Basándose en la inteligencia de amenazas de primera línea de GTIG, estas fueron algunas de sus conclusiones clave:
- Sistemas no tripulados: especialmente aquellas compañías que desarrollan sistemas de aeronaves no tripuladas (UAS) utilizados en la guerra entre Rusia y Ucrania; en este contexto, actores vinculados a Rusia están atacando directamente a estas firmas y suplantando productos de defensa para comprometer al personal militar.
- Los empleados como superficie de ataque: los trabajadores se han convertido en un vector de ataque fundamental. Los atacantes explotan los procesos de selección de personal, las cuentas de correo electrónico personales y los modelos de trabajo remoto para eludir los controles de seguridad corporativos tradicionales.
- Espionaje vinculado a China: representa la amenaza estatal más activa por volumen, con un enfoque creciente en la explotación de dispositivos de borde (edge devices) y electrodomésticos inteligentes para obtener acceso sigiloso y a largo plazo a organizaciones de la industria de defensa.
- Riesgo en la cadena de suministro: sigue siendo una debilidad crítica. El sector manufacturero en general, incluyendo proveedores de uso dual, es objeto de constantes ataques, a pesar de que las empresas del sector en sí representan una parte menor de la actividad de ransomware. Esto pone en riesgo la capacidad de escalar la producción durante situaciones de crisis.
El escenario en Europa
Específicamente para el continente europeo, el informe destacó:
- La actividad de espionaje rusa se ha dirigido a empresas de defensa europeas. Se sospecha que un grupo, UNC5976, ha realizado campañas de phishing desde enero de 2025 que suplantan a contratistas y proveedores de telecomunicaciones, utilizando infraestructura que se hace pasar por compañías en el Reino Unido, Alemania, Francia, Suecia y Noruega.
- La actividad hacktivista prorrusa se centró en el uso de drones por parte de Ucrania. A finales de 2025, se detectó actividad vinculada a operaciones cibernéticas en torno a los UAS en el campo de batalla, lo que refleja tanto la importancia operativa de los dispositivos como los intentos de los grupos hacktivistas por atribuirse un impacto en el mundo real.

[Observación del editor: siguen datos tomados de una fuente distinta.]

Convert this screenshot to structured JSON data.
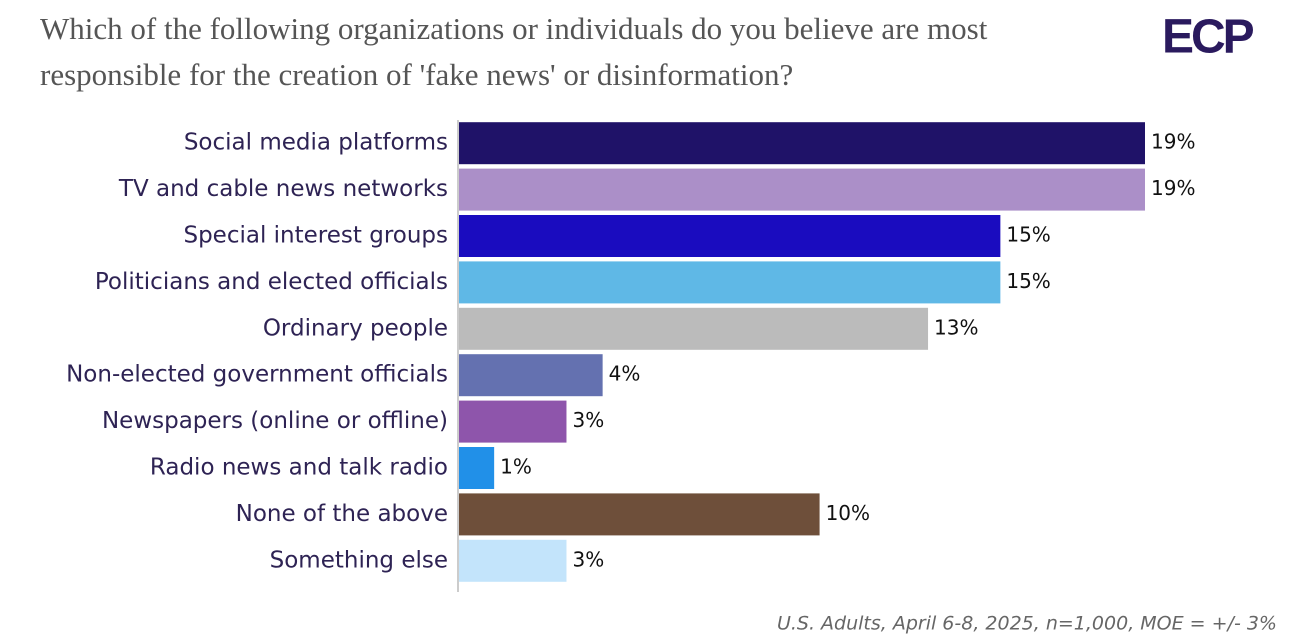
{
  "chart_data": {
    "type": "bar",
    "orientation": "horizontal",
    "title": [
      "Which of the following organizations or individuals do you believe are most",
      "responsible for the creation of 'fake news' or disinformation?"
    ],
    "logo": "ECP",
    "categories": [
      "Social media platforms",
      "TV and cable news networks",
      "Special interest groups",
      "Politicians and elected officials",
      "Ordinary people",
      "Non-elected government officials",
      "Newspapers (online or offline)",
      "Radio news and talk radio",
      "None of the above",
      "Something else"
    ],
    "values": [
      19,
      19,
      15,
      15,
      13,
      4,
      3,
      1,
      10,
      3
    ],
    "value_labels": [
      "19%",
      "19%",
      "15%",
      "15%",
      "13%",
      "4%",
      "3%",
      "1%",
      "10%",
      "3%"
    ],
    "colors": [
      "#1f1268",
      "#ab8fc8",
      "#1a0cbf",
      "#5fb8e6",
      "#bbbbbb",
      "#6471b0",
      "#8e55ab",
      "#2190e8",
      "#6e4f3a",
      "#c3e4fb"
    ],
    "note": "U.S. Adults, April 6-8, 2025, n=1,000, MOE = +/- 3%"
  }
}
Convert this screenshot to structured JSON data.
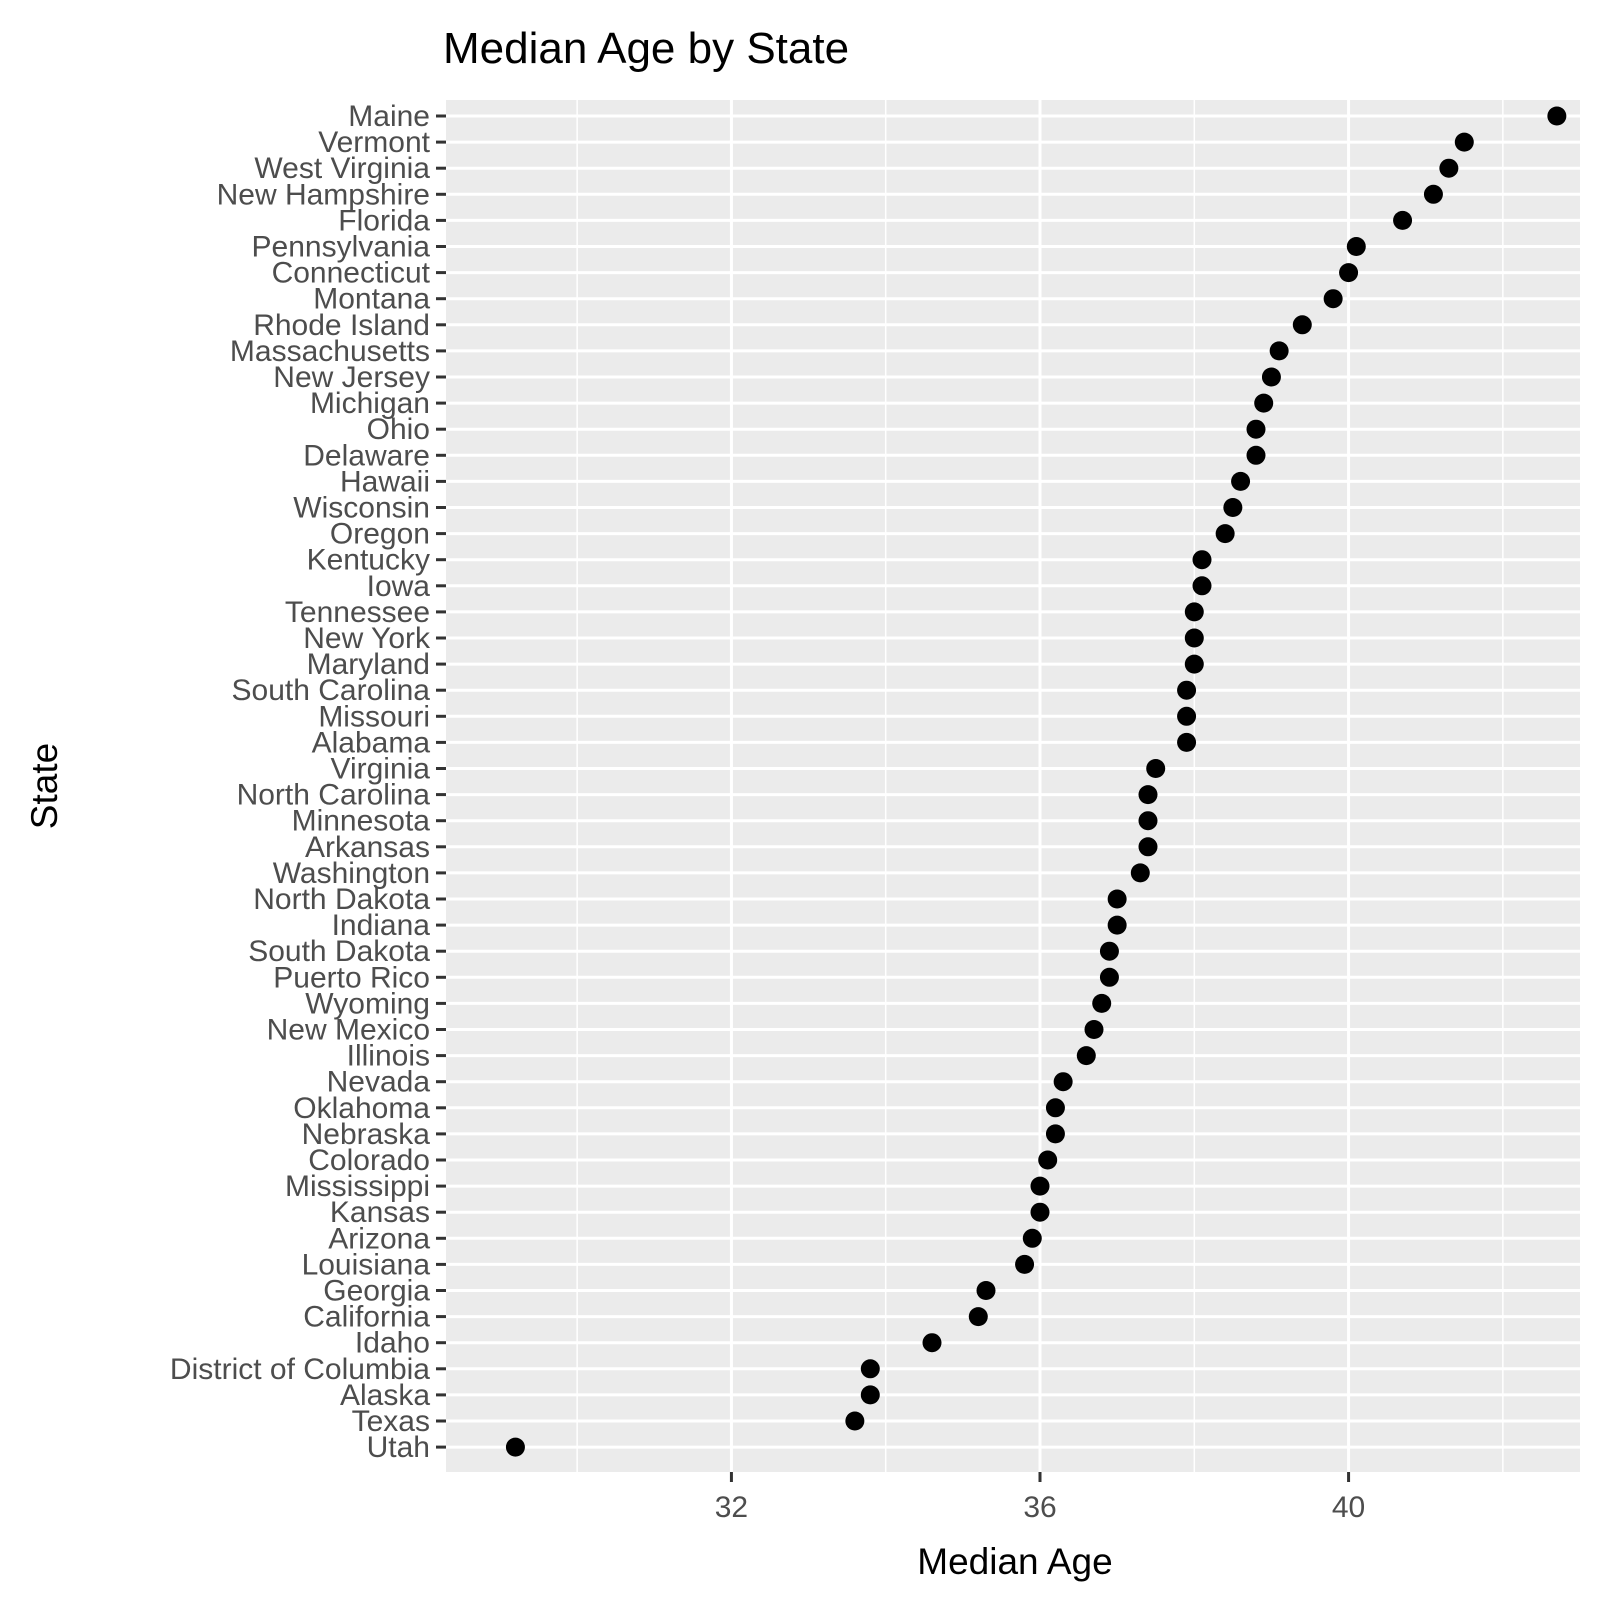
{
  "chart_data": {
    "type": "scatter",
    "title": "Median Age by State",
    "xlabel": "Median Age",
    "ylabel": "State",
    "xlim": [
      28.3,
      43.0
    ],
    "x_major_ticks": [
      32,
      36,
      40
    ],
    "x_tick_labels": [
      "32",
      "36",
      "40"
    ],
    "x_minor_ticks": [
      30,
      34,
      38,
      42
    ],
    "grid": true,
    "legend": "none",
    "point_color": "#000000",
    "panel_color": "#ebebeb",
    "categories": [
      "Maine",
      "Vermont",
      "West Virginia",
      "New Hampshire",
      "Florida",
      "Pennsylvania",
      "Connecticut",
      "Montana",
      "Rhode Island",
      "Massachusetts",
      "New Jersey",
      "Michigan",
      "Ohio",
      "Delaware",
      "Hawaii",
      "Wisconsin",
      "Oregon",
      "Kentucky",
      "Iowa",
      "Tennessee",
      "New York",
      "Maryland",
      "South Carolina",
      "Missouri",
      "Alabama",
      "Virginia",
      "North Carolina",
      "Minnesota",
      "Arkansas",
      "Washington",
      "North Dakota",
      "Indiana",
      "South Dakota",
      "Puerto Rico",
      "Wyoming",
      "New Mexico",
      "Illinois",
      "Nevada",
      "Oklahoma",
      "Nebraska",
      "Colorado",
      "Mississippi",
      "Kansas",
      "Arizona",
      "Louisiana",
      "Georgia",
      "California",
      "Idaho",
      "District of Columbia",
      "Alaska",
      "Texas",
      "Utah"
    ],
    "values": [
      42.7,
      41.5,
      41.3,
      41.1,
      40.7,
      40.1,
      40.0,
      39.8,
      39.4,
      39.1,
      39.0,
      38.9,
      38.8,
      38.8,
      38.6,
      38.5,
      38.4,
      38.1,
      38.1,
      38.0,
      38.0,
      38.0,
      37.9,
      37.9,
      37.9,
      37.5,
      37.4,
      37.4,
      37.4,
      37.3,
      37.0,
      37.0,
      36.9,
      36.9,
      36.8,
      36.7,
      36.6,
      36.3,
      36.2,
      36.2,
      36.1,
      36.0,
      36.0,
      35.9,
      35.8,
      35.3,
      35.2,
      34.6,
      33.8,
      33.8,
      33.6,
      29.2
    ]
  }
}
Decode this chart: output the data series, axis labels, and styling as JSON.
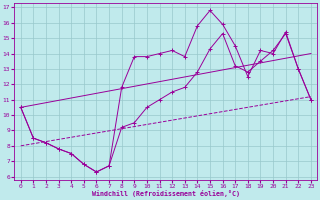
{
  "xlabel": "Windchill (Refroidissement éolien,°C)",
  "background_color": "#c0eaec",
  "grid_color": "#98c8cc",
  "line_color": "#990099",
  "xlim": [
    0,
    23
  ],
  "ylim": [
    6,
    17
  ],
  "xticks": [
    0,
    1,
    2,
    3,
    4,
    5,
    6,
    7,
    8,
    9,
    10,
    11,
    12,
    13,
    14,
    15,
    16,
    17,
    18,
    19,
    20,
    21,
    22,
    23
  ],
  "yticks": [
    6,
    7,
    8,
    9,
    10,
    11,
    12,
    13,
    14,
    15,
    16,
    17
  ],
  "line1_zigzag": {
    "x": [
      0,
      1,
      2,
      3,
      4,
      5,
      6,
      7,
      8,
      9,
      10,
      11,
      12,
      13,
      14,
      15,
      16,
      17,
      18,
      19,
      20,
      21,
      22,
      23
    ],
    "y": [
      10.5,
      8.5,
      8.2,
      7.8,
      7.5,
      6.8,
      6.3,
      6.7,
      9.2,
      9.5,
      10.5,
      11.0,
      11.5,
      11.8,
      12.8,
      14.3,
      15.3,
      13.2,
      12.8,
      13.5,
      14.2,
      15.3,
      13.0,
      11.0
    ]
  },
  "line2_upper": {
    "x": [
      0,
      1,
      2,
      3,
      4,
      5,
      6,
      7,
      8,
      9,
      10,
      11,
      12,
      13,
      14,
      15,
      16,
      17,
      18,
      19,
      20,
      21,
      22,
      23
    ],
    "y": [
      10.5,
      8.5,
      8.2,
      7.8,
      7.5,
      6.8,
      6.3,
      6.7,
      11.8,
      13.8,
      13.8,
      14.0,
      14.2,
      13.8,
      15.8,
      16.8,
      15.9,
      14.5,
      12.5,
      14.2,
      14.0,
      15.4,
      13.0,
      11.0
    ]
  },
  "line3_lower_diag": {
    "x": [
      0,
      23
    ],
    "y": [
      8.0,
      11.2
    ]
  },
  "line4_upper_diag": {
    "x": [
      0,
      23
    ],
    "y": [
      10.5,
      14.0
    ]
  }
}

Al respecto, Luke McNamara, Deputy Chief Analyst de GTIG, afirmó: «La industria de la Defensa sigue siendo un objetivo primordial para las ciberoperaciones sofisticadas. Desde el ataque directo a los desarrolladores de drones en Ucrania hasta las sigilosas campañas de espionaje de actores vinculados a Pekín, el panorama de amenazas está cambiando rápidamente. A medida que la inversión global en defensa sigue creciendo, la expansión de las tácticas de los adversarios convierte la resiliencia de todo el ecosistema en una prioridad urgente.»